Cricket: Changing the skipper won't solve problems

Ross Taylor. Photo by Reuters
Ross Taylor. Photo by Reuters
OPINION: Putting a band-aid on a war wound doesn't stop a soldier from bleeding to death and changing the captain of the New Zealand cricket team won't gloss over the numerous holes in the side.

Forget the test win over Sri Lanka last week. Sure it was great, but it was a flash-in-the-pan effort.

New Zealand's problems run deep and it seems preposterous to think that so much attention is being given to one of the side's most minor issues.

Ross Taylor's field placements and bowling changes have never lost New Zealand a cricket test.

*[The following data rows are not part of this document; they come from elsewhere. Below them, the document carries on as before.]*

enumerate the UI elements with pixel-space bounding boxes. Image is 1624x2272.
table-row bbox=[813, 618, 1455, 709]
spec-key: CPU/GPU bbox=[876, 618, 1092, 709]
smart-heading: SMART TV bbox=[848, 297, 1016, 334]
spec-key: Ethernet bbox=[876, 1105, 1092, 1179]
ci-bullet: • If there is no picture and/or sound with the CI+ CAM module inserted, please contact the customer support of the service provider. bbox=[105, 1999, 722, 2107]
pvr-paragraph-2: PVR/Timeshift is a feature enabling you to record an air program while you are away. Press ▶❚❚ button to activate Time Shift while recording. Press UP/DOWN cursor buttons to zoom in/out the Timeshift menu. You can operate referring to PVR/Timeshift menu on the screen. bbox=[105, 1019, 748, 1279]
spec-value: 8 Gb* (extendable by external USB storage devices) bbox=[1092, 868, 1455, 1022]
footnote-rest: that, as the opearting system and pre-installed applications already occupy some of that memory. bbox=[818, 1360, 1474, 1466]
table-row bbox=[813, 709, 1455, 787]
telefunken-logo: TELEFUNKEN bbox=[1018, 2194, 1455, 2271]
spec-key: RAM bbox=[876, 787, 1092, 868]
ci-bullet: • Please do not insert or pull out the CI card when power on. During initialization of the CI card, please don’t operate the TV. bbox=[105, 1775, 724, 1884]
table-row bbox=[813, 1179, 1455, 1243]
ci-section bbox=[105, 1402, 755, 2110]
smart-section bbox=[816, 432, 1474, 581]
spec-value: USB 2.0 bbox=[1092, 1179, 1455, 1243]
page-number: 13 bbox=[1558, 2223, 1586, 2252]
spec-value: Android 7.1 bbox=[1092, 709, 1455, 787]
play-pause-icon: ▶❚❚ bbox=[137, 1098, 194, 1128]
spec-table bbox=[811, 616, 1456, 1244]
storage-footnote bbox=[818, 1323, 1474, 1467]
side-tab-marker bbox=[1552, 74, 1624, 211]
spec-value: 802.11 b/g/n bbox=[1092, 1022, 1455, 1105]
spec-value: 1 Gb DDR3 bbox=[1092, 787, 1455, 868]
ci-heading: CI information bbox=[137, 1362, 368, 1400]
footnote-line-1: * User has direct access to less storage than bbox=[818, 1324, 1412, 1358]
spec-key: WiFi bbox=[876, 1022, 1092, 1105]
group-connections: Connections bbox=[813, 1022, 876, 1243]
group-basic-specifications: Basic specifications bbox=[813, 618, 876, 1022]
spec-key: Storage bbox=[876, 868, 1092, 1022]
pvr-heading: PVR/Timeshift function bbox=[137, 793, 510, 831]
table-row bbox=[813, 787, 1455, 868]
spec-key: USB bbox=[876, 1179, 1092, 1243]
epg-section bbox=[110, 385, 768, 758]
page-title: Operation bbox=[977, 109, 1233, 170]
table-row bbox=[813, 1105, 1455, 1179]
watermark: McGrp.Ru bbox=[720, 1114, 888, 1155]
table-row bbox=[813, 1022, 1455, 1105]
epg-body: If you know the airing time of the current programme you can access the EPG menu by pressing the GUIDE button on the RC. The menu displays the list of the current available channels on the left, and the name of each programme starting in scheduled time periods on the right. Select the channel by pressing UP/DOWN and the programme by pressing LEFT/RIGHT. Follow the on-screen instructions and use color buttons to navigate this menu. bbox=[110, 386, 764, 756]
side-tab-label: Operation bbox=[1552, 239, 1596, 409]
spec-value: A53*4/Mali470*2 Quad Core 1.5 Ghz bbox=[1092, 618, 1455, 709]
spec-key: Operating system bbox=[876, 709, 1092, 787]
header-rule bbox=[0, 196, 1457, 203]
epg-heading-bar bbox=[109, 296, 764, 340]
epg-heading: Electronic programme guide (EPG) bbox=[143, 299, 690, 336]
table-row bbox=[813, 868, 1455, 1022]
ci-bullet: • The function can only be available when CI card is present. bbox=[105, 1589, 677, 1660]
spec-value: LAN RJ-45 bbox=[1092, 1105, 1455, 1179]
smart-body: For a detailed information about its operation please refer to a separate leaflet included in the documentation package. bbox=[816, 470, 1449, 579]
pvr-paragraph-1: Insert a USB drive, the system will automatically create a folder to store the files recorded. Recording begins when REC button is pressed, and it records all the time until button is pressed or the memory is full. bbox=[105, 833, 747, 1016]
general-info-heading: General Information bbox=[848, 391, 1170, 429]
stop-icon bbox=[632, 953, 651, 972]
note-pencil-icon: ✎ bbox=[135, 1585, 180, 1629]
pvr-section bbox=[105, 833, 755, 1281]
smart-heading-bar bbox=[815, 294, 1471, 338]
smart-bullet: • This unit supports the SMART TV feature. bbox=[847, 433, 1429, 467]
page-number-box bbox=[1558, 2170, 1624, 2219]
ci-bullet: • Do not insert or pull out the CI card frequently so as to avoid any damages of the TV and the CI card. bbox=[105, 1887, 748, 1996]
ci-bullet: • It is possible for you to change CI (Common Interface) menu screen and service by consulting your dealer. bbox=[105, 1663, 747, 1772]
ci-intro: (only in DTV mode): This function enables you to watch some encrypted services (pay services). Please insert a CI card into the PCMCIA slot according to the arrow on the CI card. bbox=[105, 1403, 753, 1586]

This is also a team who slipped to ninth overnight in the one-day rankings - below Bangladesh.

What is chiefly responsible for the side's downward spiral in recent seasons is their inability to bat for long periods of time in the whites and face up to the fact that taking 20 wickets without a genuine test-quality spinner isn't easy.

They've also employed a roulette wheel selection policy with their wicketkeeper and keep mucking Kane Williamson around in the batting line up.

All of these things are bigger problems than Brendon McCullum's ambitions to captain the side.

New coach Mike Hesson is a well-known supporter of McCullum, which is fine.

But the fact remains that McCullum's ongoing inclusion in the test side as a specialist batsman is only brought about by the lack of depth on the New Zealand domestic front rather than his glistening statistics.

Since November, 2010 - spanning 35 test innings - following on from when McCullum finally got his wish to bat at the top of the order he has made just one test hundred.

During the past 15 tests he has averaged 30.92 with the bat.

If there's an issue that Hesson needs to look in to fixing its getting his favourite pupil to fire with the willow.

Hesson should also find a magic formula to get Martin Guptill to turn his starts in to centuries and find more reliable options at No 5 and 6 in the test line-up or somehow coax Jesse Ryder back to the international fray.

The spin bowling is another aspect that needs to be worked out before Hesson worries about his skipper.

Daniel Vettori wants to keep playing test matches and his retirement from the shorter forms of the game at international level to prolong his career is admirable in theory but flawed in application.

Following his numerous back injuries and action changes, he has become far less efficient as a wicket-taking test bowler.

During the past three years he has taken 49 wickets at an average of 40.81 (his career mark is 34.42), while his strike rate has ballooned to one wicket per 102 balls compared to his career figure of 80.

Vettori's numbers in the one-day game were actually on the improve before he pulled the pin after the 2011 World Cup and you'd be a brave coach to cut the champion left-armer loose but his desire to be the side's premier test spinner is holding the team to ransom.

The 33-year-old could make the test side - at a stretch - as their second spinner and bat at No 6 but if he is unavailable for the upcoming tour to South Africa due to injury more time needs to be put in to Todd Astle; Jeetan Patel isn't the answer.

Williamson also needs to be given clearer direction about what he should be contributing to the team.

Having him in the Twenty20 line-up as an insurance policy to steady the ship if the top order fails is flawed logic and he should be left to concentrate on his ability to bat at No 3 in the test side and play from No 5 in the one-day unit.

As for the wicketkeeping debacle, Kruger van Wyk's days must be numbered. Pick BJ Watling and stick with him.